Choć od świąt minęło już trochę czasu, dla mnie temat prezentów jest wciąż aktualny. Przede mną dwa ważne dni – moje urodziny i męża, tydzień po tygodniu. Rozmyślając nad tym co sprezentować ukochanemu, odwróciłam sytuacje i zadałam sobie pytanie – co ja chciałabym dostać? Udało mi się wyszczególnić trzy kategorie prezentów idealnych dla minimalistów, dla osób, których gust ciężko nam wyczuć lub dla przyjaciół, którzy w zasadzie wszystko już mają. Legenda: $ – tanio, $$ – średnio tanio, $$$ – trochę drożej.
Coś co można zjeść $
Powiecie – banał, za skromne.Odpowiem Wam – czy cena czekoladek Lindor jest skromna? No nie! I o to chodzi. To niepowtarzalna okazja, żeby zdobyć słodycze de luxe. Nie oszukujmy się, czy jak masz ochotę na coś słodkiego kupisz sobie praliny za trzy dychy czy Snicersa? No właśnie.
Coś co można zużyć $$
Tu wkraczają kosmetyki i nie mówię tu o zestawie dezodorantów. Odradzam też zapach suszonej śliwki wymieszanej z lawendą i limonką. Wybierz jakiś neutralny zapach, taki który podpasuje każdemu. W najgorszym razie obdarowany będzie smarował balsamem do ciała tylko pięty, a żel pod prysznic posłuży jako mydło do rąk. Najważniejsze, że nic się nie zmarnuje! Minimalizm i zero waste w jednym.
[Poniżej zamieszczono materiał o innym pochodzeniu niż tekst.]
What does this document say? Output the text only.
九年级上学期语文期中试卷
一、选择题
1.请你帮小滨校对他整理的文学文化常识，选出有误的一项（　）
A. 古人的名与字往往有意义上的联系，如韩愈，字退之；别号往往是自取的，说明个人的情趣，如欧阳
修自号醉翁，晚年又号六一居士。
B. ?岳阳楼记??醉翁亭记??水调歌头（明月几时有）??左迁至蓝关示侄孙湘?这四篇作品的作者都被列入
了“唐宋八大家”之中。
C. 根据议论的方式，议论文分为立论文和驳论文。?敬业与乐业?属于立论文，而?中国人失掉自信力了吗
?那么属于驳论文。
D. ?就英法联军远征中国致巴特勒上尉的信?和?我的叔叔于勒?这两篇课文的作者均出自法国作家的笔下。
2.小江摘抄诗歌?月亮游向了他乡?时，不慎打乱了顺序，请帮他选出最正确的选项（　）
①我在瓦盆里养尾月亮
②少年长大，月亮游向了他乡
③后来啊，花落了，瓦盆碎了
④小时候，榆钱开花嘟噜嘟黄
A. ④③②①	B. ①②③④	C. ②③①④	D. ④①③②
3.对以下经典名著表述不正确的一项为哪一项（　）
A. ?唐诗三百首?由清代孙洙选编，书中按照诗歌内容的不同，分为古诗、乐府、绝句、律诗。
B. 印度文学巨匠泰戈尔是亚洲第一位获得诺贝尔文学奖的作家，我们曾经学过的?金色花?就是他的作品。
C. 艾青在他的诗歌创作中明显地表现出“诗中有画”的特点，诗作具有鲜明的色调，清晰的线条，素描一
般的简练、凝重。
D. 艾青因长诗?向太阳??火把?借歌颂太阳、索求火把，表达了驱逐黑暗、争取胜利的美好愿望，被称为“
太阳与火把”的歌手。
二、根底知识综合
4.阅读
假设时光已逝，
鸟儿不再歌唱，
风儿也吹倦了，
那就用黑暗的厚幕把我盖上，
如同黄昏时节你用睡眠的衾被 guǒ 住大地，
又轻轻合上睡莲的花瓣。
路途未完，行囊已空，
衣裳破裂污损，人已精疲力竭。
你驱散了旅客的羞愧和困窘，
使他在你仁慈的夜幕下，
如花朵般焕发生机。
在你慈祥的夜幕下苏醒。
Coś czego można doświadczyć $$$
Kategoria najdroższa, choć tak naprawdę to zależy od Twojej kreatywności. Zacznijmy od takich klasyków jak bon na masaż twarzy/głowy – mój mąż dostał raz taki i poszliśmy we dwoje. Super doświadczenie, które pamiętam do dziś. Jak znasz kogoś słabo, wstrzymaj się z bonem na skok ze spadochronem – dla mnie byłby to prezent koszmarów. Z tańszych opcji – wypisz na zdobnej kartce zaproszenie na lody/drinka, to piękny pretekst do spędzenia czasu z daną osobą. Na koniec, wracając do wspomnianej wcześniej kreatywności i zaprzeczając trochę kategorii cenowej, którą wyżej podałam – pomysł na prezent dla współlokatora kiedy jesteś totalnie spłukany. Potrzebujesz tylko trochę samozaparcia, długopisu i karki, na której napiszesz: Będę wyrzucać śmieci przez najbliższe pół roku. Sto lat! Głupie? Ja bym się cieszyła.
Dodalibyście jakieś pomysły na prezenty, które nie będą kurzyć się na półkach lub zalegać w szafie? Dajcie znać 🙂
Ja bym dorzuciła jeszcze książki i vouchery do sklepów też często są dobrym rozwiązaniem.
Fakt, mój mąż do dziś wspomina gwiazdkowy prezent sprzed roku. Podarowałam mu czekoladki o których wspomniałaś wymieszane z karteczkami z krótkimi zdaniami za co go cenię. Wszystko zapakowałam w kartonowe pudełeczko po czymś tam, które ozdobiłam świątecznie wspólnie z dziećmi. W tym roku prezent był skromniejszy, mąż otrzymał wielką butlę Coca Coli, którą uwielbia, ale szkoda mu na nią kasy i zdrowia i bardzo rzadko kupuje sobie małą butelkę. Wpadłam na ten pomysł podczas zakupów i jednocześnie z moim starszym synem. Pomysł był strzałem w 10. Mamy też jeszcze jeden sposób, bo wysyłamy sobie e-mail z rzeczą, która jest nam potrzebna, przeważnie dlatego, że się zniszczyła, więc zazwyczaj to będzie albo wielki kubek (bo ulubiony się stłukł) albo patelnia albo komplet bielizny itp. Nam to rozwiązanie pasuje.